Danny Angus wrote:
On 2/3/07, David Woldrich <[EMAIL PROTECTED]> wrote:
I think your "James is a POJO chameleon" idea makes a lot of sense.  If
we make it easy for 3rd parties to wrap James up, they'd do the heavy
lifting of packaging the code up for you and making it deployable to
their systems.  Is there anything screwy about picking the Spring
framework as the official container into which James is poured?
Couldn't that just be how James is shipped from the core team?

IMO Yes... but ... we first need to be sure that we haven't missed any
subtle but fatal gotcha's


I really suggest reading this old threads:

SpringJames vs.

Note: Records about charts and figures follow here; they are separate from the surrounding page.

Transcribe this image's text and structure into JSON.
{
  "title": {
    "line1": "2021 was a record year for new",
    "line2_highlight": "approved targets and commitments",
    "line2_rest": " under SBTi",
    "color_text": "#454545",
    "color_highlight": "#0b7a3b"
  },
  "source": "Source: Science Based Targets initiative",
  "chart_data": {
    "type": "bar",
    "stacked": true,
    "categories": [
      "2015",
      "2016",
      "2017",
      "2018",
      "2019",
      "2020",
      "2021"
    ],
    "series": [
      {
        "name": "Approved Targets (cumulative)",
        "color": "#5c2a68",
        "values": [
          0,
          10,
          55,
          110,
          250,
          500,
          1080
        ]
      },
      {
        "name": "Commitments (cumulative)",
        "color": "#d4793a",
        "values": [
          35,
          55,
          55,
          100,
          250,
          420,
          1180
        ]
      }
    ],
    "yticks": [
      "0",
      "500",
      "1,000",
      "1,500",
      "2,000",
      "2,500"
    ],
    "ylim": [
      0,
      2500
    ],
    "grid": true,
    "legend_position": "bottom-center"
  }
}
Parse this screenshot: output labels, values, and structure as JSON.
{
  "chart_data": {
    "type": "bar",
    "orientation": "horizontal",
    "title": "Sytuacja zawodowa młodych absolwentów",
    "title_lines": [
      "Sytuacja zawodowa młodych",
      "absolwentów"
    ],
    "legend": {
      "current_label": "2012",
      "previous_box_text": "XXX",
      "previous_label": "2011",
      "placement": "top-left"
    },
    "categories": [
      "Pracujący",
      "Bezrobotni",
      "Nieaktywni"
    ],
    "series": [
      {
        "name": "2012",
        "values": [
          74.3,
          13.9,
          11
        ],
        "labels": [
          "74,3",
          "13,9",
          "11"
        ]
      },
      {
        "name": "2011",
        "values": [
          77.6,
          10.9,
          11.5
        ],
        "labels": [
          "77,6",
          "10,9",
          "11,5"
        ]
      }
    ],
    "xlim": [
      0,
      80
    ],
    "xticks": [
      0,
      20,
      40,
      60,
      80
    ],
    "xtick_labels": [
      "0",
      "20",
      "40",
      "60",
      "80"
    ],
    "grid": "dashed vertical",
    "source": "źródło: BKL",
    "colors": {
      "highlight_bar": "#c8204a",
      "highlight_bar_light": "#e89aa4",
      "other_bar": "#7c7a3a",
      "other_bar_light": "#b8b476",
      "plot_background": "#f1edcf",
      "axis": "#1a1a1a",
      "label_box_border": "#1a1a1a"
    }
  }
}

JamesNG
http://www.mail-archive.com/server-dev@james.apache.org/msg03576.html
Maven 2 and XBean
http://www.mail-archive.com/server-dev@james.apache.org/msg06246.html
Central class for service injection
http://www.mail-archive.com/server-dev@james.apache.org/msg08541.html

And expecially this one:

Re: [jira] Commented: (JAMES-495) Decide how to replace Avalon Configuration (28/05/2006 16.09)
http://www.mail-archive.com/server-dev@james.apache.org/msg07490.html

I think that finding an answer to the last question will make anyone more aware of what it means pojoification for James.

IMHO the key is make every component a container managed component, so embracing avalon much more by creating avalon managed factories wheneven you need to create components that need lifecycle. Once every component will be top level (declare in the assembly) and generated/fine-grained-componetns will be created by top-level factories then a move to another container and a removal of avalon specific stuff will be possible.